Conclusion and future research directions

Evaluation of pedestrian facilities in central cities is crucial for maintaining service quality, as the condition of walking facilities directly impacts individuals' motivation to choose walking as a mode of transport. This research, based on an extensive literature review, focuses on the pedestrian level of service (PLOS) as a metric to gauge the quality of walking on pedestrian footpaths. Recognizing that PLOS varies with the trip purpose of pedestrians, this study considers three main purposes: education, work, and recreation. Various variables are analysed to determine PLOS, encompassing both quantitative factors such as pedestrian flow rate per hour and qualitative aspects like pedestrians' comfort with walkway conditions—width, continuity, surface quality, street furniture, landscape, buffers, lighting, detours, construction sites, pedestrian crowd, vehicle volume, opposite direction flow, slow-moving pedestrians, and personal space. The overall comfort rating, collected through a questionnaire survey involving randomly approached pedestrians in Melbourne city centre, is used as the PLOS metric. Hourly pedestrian flow rates are derived from pedestrian counting sensors during the survey hours.
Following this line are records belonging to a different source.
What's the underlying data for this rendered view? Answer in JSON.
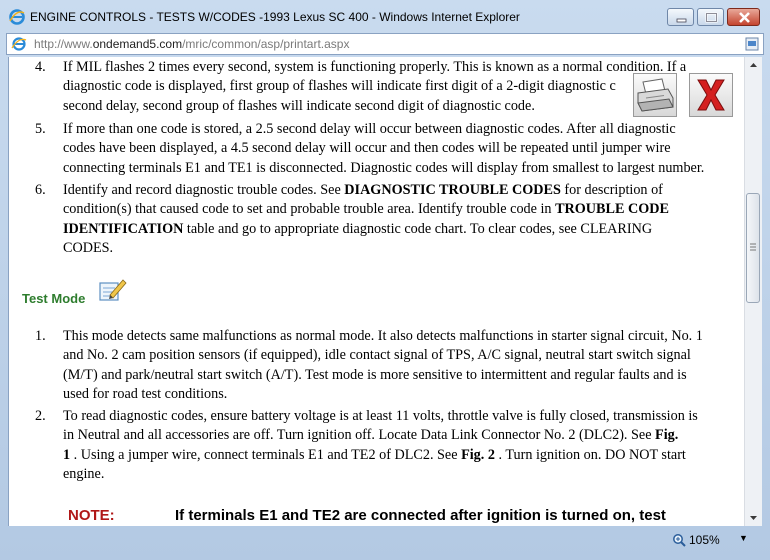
{
  "window": {
    "title": "ENGINE CONTROLS - TESTS W/CODES -1993 Lexus SC 400 - Windows Internet Explorer"
  },
  "address": {
    "prefix": "http://www.",
    "domain": "ondemand5.com",
    "path": "/mric/common/asp/printart.aspx"
  },
  "doc": {
    "items_top": [
      {
        "num": "4.",
        "lines": [
          "If MIL flashes 2 times every second, system is functioning properly. This is known as a normal condition. If a",
          "diagnostic code is displayed, first group of flashes will indicate first digit of a 2-digit diagnostic c",
          "second delay, second group of flashes will indicate second digit of diagnostic code."
        ]
      },
      {
        "num": "5.",
        "lines": [
          "If more than one code is stored, a 2.5 second delay will occur between diagnostic codes. After all diagnostic",
          "codes have been displayed, a 4.5 second delay will occur and then codes will be repeated until jumper wire",
          "connecting terminals E1 and TE1 is disconnected. Diagnostic codes will display from smallest to largest number."
        ]
      }
    ],
    "item6": {
      "num": "6.",
      "p1": "Identify and record diagnostic trouble codes. See ",
      "b1": "DIAGNOSTIC TROUBLE CODES",
      "p2": " for description of",
      "line2a": "condition(s) that caused code to set and probable trouble area. Identify trouble code in ",
      "b2": "TROUBLE CODE",
      "b3": "IDENTIFICATION",
      "line3": " table and go to appropriate diagnostic code chart. To clear codes, see CLEARING",
      "line4": "CODES."
    },
    "section_title": "Test Mode",
    "items_test": [
      {
        "num": "1.",
        "lines": [
          "This mode detects same malfunctions as normal mode. It also detects malfunctions in starter signal circuit, No. 1",
          "and No. 2 cam position sensors (if equipped), idle contact signal of TPS, A/C signal, neutral start switch signal",
          "(M/T) and park/neutral start switch (A/T). Test mode is more sensitive to intermittent and regular faults and is",
          "used for road test conditions."
        ]
      }
    ],
    "item2": {
      "num": "2.",
      "line1": "To read diagnostic codes, ensure battery voltage is at least 11 volts, throttle valve is fully closed, transmission is",
      "line2": "in Neutral and all accessories are off. Turn ignition off. Locate Data Link Connector No. 2 (DLC2). See ",
      "fig1": "Fig.",
      "fig1b": "1",
      "line3": " . Using a jumper wire, connect terminals E1 and TE2 of DLC2. See ",
      "fig2": "Fig. 2",
      "line3b": " . Turn ignition on. DO NOT start",
      "line4": "engine."
    },
    "note_label": "NOTE:",
    "note_text": "If terminals E1 and TE2 are connected after ignition is turned on, test"
  },
  "status": {
    "zoom": "105%"
  },
  "colors": {
    "section_green": "#2e7d2e",
    "note_red": "#b01818",
    "close_red": "#d42020"
  },
  "icons": [
    "ie-logo-icon",
    "page-icon",
    "feed-icon",
    "print-icon",
    "close-x-icon",
    "notepad-icon",
    "zoom-icon"
  ]
}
The study employs the mutual information gain method to identify significant variables affecting PLOS. Notably, it reveals that these variables differ for each of the three trip purposes. To predict PLOS, the research develops a model using machine learning algorithms—random forest and Light GBM. The results indicate that Light GBM proves more efficient in predicting the LOS of pedestrians. For a comprehensive understanding of the model, the study employs SHAP, a game theory-based technique providing both global and local interpretations. The developed model holds practical applications for city planners and transport departments, enabling them to assess pedestrian perception-based comfort levels on footpaths. This information can guide future changes in highly populated cities, enhancing the overall pedestrian experience. To further refine the model, collecting more data and adjusting variables based on local needs could be considered in future research.